В этот раз ошибки быть не могло; она знала этот голос.
— Мета? — сказала она.
— Да, госпожа.
— Ты… ты привидение?
— Нет, госпожа, я живая, настоящая и стою в паре футов перед вами. Почему вы меня не видите?
Гертруда покраснела и ткнула рукой перед собой. Та уперлась в твердое и теплое, и она вскрикнула от шока.
— Вы меня чувствуете, — сказала Мета.
— Что? Ты говоришь очень тихо.
— Вы меня чувствуете. Вот моя рука.
Мета медленно подняла руку, а Гертруда опустила свои от ушей и снова поискала перед собой. Мета позволила ощупать свои пальцы перед серьезным контактом — как обращаются с незнакомой собакой перед тем, как ее погладить. Вес их рук сошелся, и в этот раз Гертруда не отдернулась. Позволила пальцам девочки развернуть свои, а потом сжала их в ответ.
— Почему я тебя не вижу? — спросила Гертруда.
— Я не знаю.
— Не кричи, Мета, теперь я слышу. Слышу, когда касаюсь, — она поднесла вторую руку, чтобы взять другую ладонь Меты, но промахнулась и по ошибке ткнулась в живот девочки. Воздух вокруг изменился. Мета легонько отступила, и Гертруда заметила движение. Не человека, но дрожь, рябь в воздухе. Та была зеленоватой, и рассеялась, стоило Мете остановиться. Рука ненароком осталась на животе Меты — словно фамильярность, категорически неуместная меж гетеросексуальных женщин. Особенно меж хозяйкой и слугой. Более того, интимность нечаянно совсем обошла тело. Рука Гертруды лежала точно на солнечном сплетении Меты. Обе застыли, ощущая, как по ним проходит ощущение. Тут их внимание захватило другое движение. По коридору петляла раскаленная линия энергии. Текучая аэробатика быстро описывала в трехмерном пространстве узор взвешенности и красоты. Рисунок держался и во времени, и в пространстве — сплетающаяся на глазах хрустальная линейная скульптура. Обе обернулись к этому чуду, и тут Гертруда заметила, как в воздухе парит лицо Меты, заметила ее рябящее в бледно-виридиановых волнах выражение восторга. Линия развернулась и снова прошла над их головами, а затем остановилась на абажуре люстры черной жирной точкой. Муха. Которая невидимо влетела вместе с Метой. Всего лишь муха, низменный раздражающий падальщик, нарисовала самое изящное, что они когда-либо видели в жизни. Гертруда убрала руки — и ничего не стало. Муха была мухой, а Мета исчезла, и даже намек на нее не проминал воздух.

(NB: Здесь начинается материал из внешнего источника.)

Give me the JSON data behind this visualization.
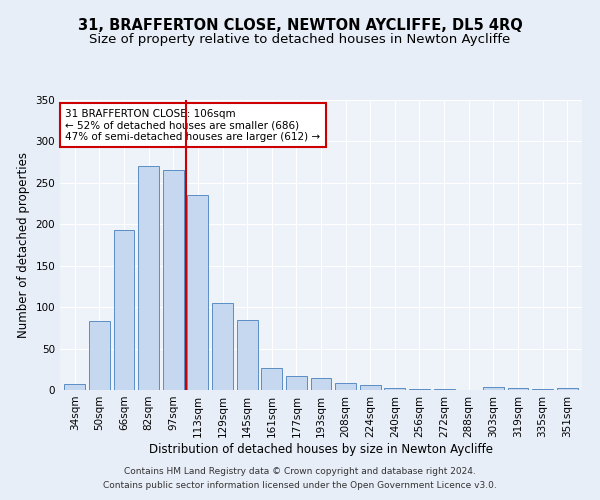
{
  "title": "31, BRAFFERTON CLOSE, NEWTON AYCLIFFE, DL5 4RQ",
  "subtitle": "Size of property relative to detached houses in Newton Aycliffe",
  "xlabel": "Distribution of detached houses by size in Newton Aycliffe",
  "ylabel": "Number of detached properties",
  "categories": [
    "34sqm",
    "50sqm",
    "66sqm",
    "82sqm",
    "97sqm",
    "113sqm",
    "129sqm",
    "145sqm",
    "161sqm",
    "177sqm",
    "193sqm",
    "208sqm",
    "224sqm",
    "240sqm",
    "256sqm",
    "272sqm",
    "288sqm",
    "303sqm",
    "319sqm",
    "335sqm",
    "351sqm"
  ],
  "values": [
    7,
    83,
    193,
    270,
    265,
    235,
    105,
    85,
    27,
    17,
    14,
    9,
    6,
    3,
    1,
    1,
    0,
    4,
    2,
    1,
    2
  ],
  "bar_color": "#c5d8f0",
  "bar_edge_color": "#5b8ec4",
  "vline_x": 4.5,
  "vline_color": "#cc0000",
  "annotation_text": "31 BRAFFERTON CLOSE: 106sqm\n← 52% of detached houses are smaller (686)\n47% of semi-detached houses are larger (612) →",
  "annotation_box_color": "#ffffff",
  "annotation_box_edge": "#cc0000",
  "ylim": [
    0,
    350
  ],
  "yticks": [
    0,
    50,
    100,
    150,
    200,
    250,
    300,
    350
  ],
  "footer1": "Contains HM Land Registry data © Crown copyright and database right 2024.",
  "footer2": "Contains public sector information licensed under the Open Government Licence v3.0.",
  "bg_color": "#e8eef7",
  "plot_bg_color": "#eef2f9",
  "title_fontsize": 10.5,
  "subtitle_fontsize": 9.5,
  "axis_label_fontsize": 8.5,
  "tick_fontsize": 7.5,
  "footer_fontsize": 6.5
}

— Мета, я ничего не понимаю. Не знаю, что это: сон, розыгрыш или чары. Но мне кажется, что ты со мной, как была с Ровеной. Пожалуйста, помоги ее найти. Пожалуйста, позволь к тебе прикоснуться, чтобы снова найти тебя.
Ее рука мазнула по воздуху, и она нашла ту гипнотизирующую точку, где мир казался переосмысленным и полным надежд. Где она еще может обрести Ровену, а все зловещие козни, все коварные манипуляции нейтрализованы, сменились своей позитивной противоположностью. Где муха — не муха, а великолепная роспись полета.